January 5, 2018

Speaking in Public: A Grab Bag of Tips


Public Speaking , The Buckley Experience , Speaker's Bookshelf , Public Speaking Books , 30th Anniversary , Instruction , Resources , Speaking in Public

Thirty years ago, The Buckley School launched its flagship program and our founder Reid Buckley published his first book on public speaking. To mark the anniversary this year, we’ll be featuring public speaking tips and instructional excerpts from that book—"Speaking in Public: Buckley’s Techniques for Winning Arguments and Getting Your Point Across"—along with a few of our notes on his words.

 

"My palms end up splotched in most of the tints of the rainbow, and my shirts are often spotted at the breast and on the cuffs, but it pays."

– Reid Buckley, on the cons and pros of using highlighters to mark up a speech

From Chapter 10: A Grab Bag of Useful Tips

Speaking from a Text

In college, I memorized. Don’t any longer. I quickly gave up trying to wing my talks extemporaneously, either, resorting to those three-by-five index cards that are admissible in college debate and that Ronald Reagan made famous.

I still use five-by-seven inch cards (much easier to type on1, they stack more discreetly, and more information can be packed into them) for important quotations, statistics of lines of reasoning that may be pertinent to the several topics, and therefore interchangeable, but these are accessories to the body of my talks.2

 

Underscoring the Text for Extemporaneous Effect

Any executive putting in twelve-and fourteen-hour working days will sympathize with what I say next, and will be able to extrapolate from my experience what is useful to him. On tour, one is unable to rely on performing at all times at one’s best. After a week or so traveling the circuit, cumulative exhaustion sets in. Booking A gets its money’s worth, Booking B gets a subpar performance by a speaker whose jet from Los Angeles landed three hours late, having fought air turbulence the whole flight.

I therefore compromise. I write out all my texts from first word to last. Using fiber pens3, I underscore heavily. I am a demon about this. I divide long words that tend to defy instant discrimination, or that tend to knot the tongue, into syllables—into discrete parcels, such as "de/tran/scen/dentali/zation." (The subject of that talk being conservative political philosophy, use of this and other brain-crunching terms was unavoidable.) Further, I score the emphasis as one does in poetry, with blips and dashes, as for example: "dé/trăn/scěn/déntalized."

When I want to make absolutely certain that I wrest from an assembly maximum attention to a line of reasoning or to a single word, I speckle my text with little round polka dots that call for a caesura, thus: "Friends, o Romans, o Countrymen, o lend me your ears."

"Magic markers"4 are a boon. Those gorgeous florescent hues swabbed over words or phrases cause them to leap into one’s eye, so that a glance tells one where one is and where one must go next.

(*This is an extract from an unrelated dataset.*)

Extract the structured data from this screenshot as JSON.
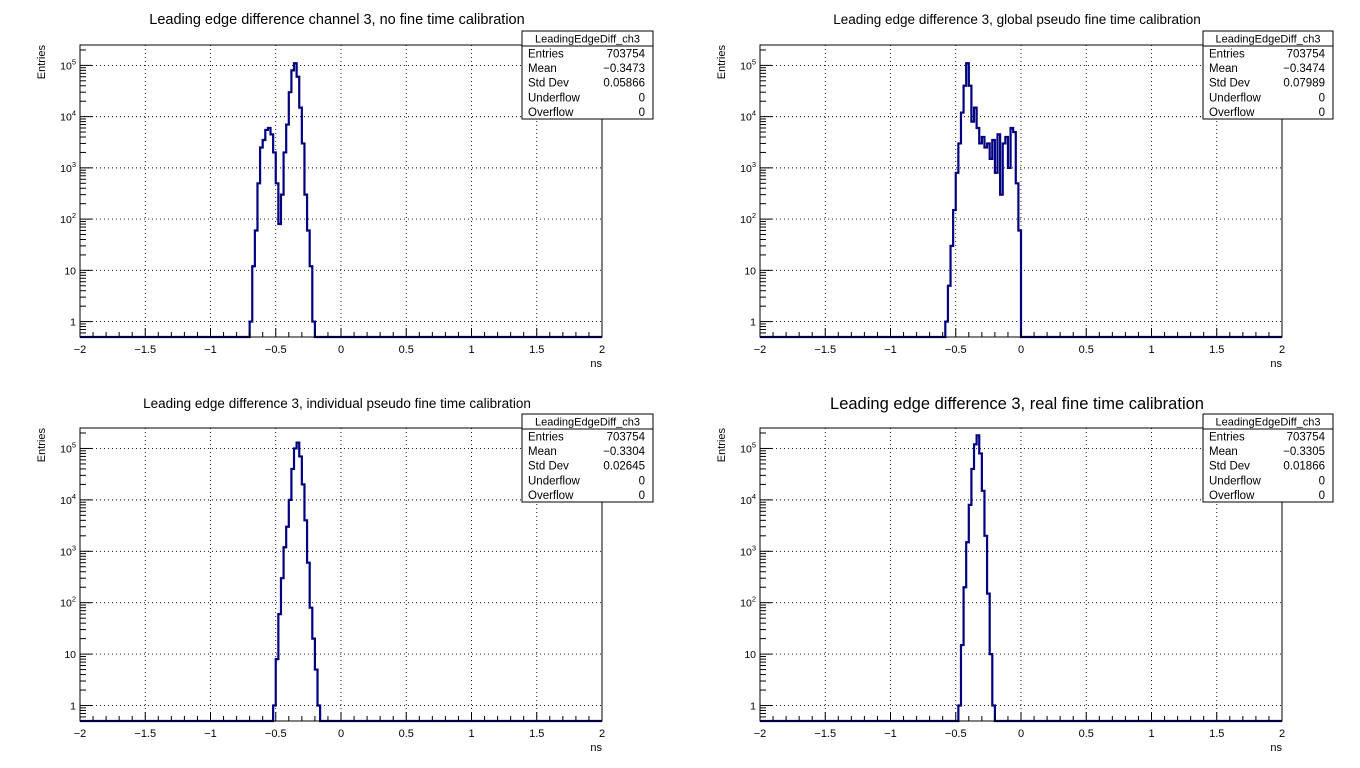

A page from one of Reid Buckley's speeches that shows how he marked his text.

Color Coding

I established a color code.5 Chartreuse green is for proper names, sky blue for titles of books and articles, canary yellow for all quotations and rose, orange or magenta for content I want to emphasize. All this takes a lot of time. My palms end up splotched in most of the tints of the rainbow, and my shirts are often spotted at the breast and on the cuffs, but it pays. The very labor helps impress the talk into one’s mind. In poor lighting conditions, one’s place in the text is not lost—which can be a frantic feeling!

I then follow the Valenti6 prescription, committing to near memory first and last paragraphs. All anecdotes, asides, and most illustrations I leave as obbligatos7—unwritten, providing an opportunity for free extemporization and for moving out from the pocket of the lectern (which incidentally, one is prevented from doing when there are mikes, or if one is speaking at a banquet table—see below).

The first sentences of a paragraph I repeat and repeat to myself until I have them almost pat. When preparing for a tour, I practiced the talks maybe a dozen times each before setting out—at first silently, reading the speech slowly while muttering the words, then reciting it out loud, to myself, into the mirror. (There are a few exercises that make one feel so foolish, but humility accustoms us.)

 _______

1For our young readers, the typewriter was a machine that preceded the laptop.

2Had you written a sentence of this complexity at his seminars, Reid would’ve demanded you simplify and cut it in half.

3What most people call “felt tip pens” or markers

4Or what you’d probably call highlighters

5We usually recommend a simpler approach—highlighting the phrases where you’d like to incorporate a descriptive gesture. However, you should use any system of marking up your text that is helpful to you!

6Jack Valenti, who wrote the book “Speak Up with Confidence,” which Reid refers to a number of times.

7We believe Reid is suggesting you make a note along the lines of “tell story about landing my first job here” then ad lib the story so you’re not reading from a script, as opposed to the musical term which means “perform without change or omission.”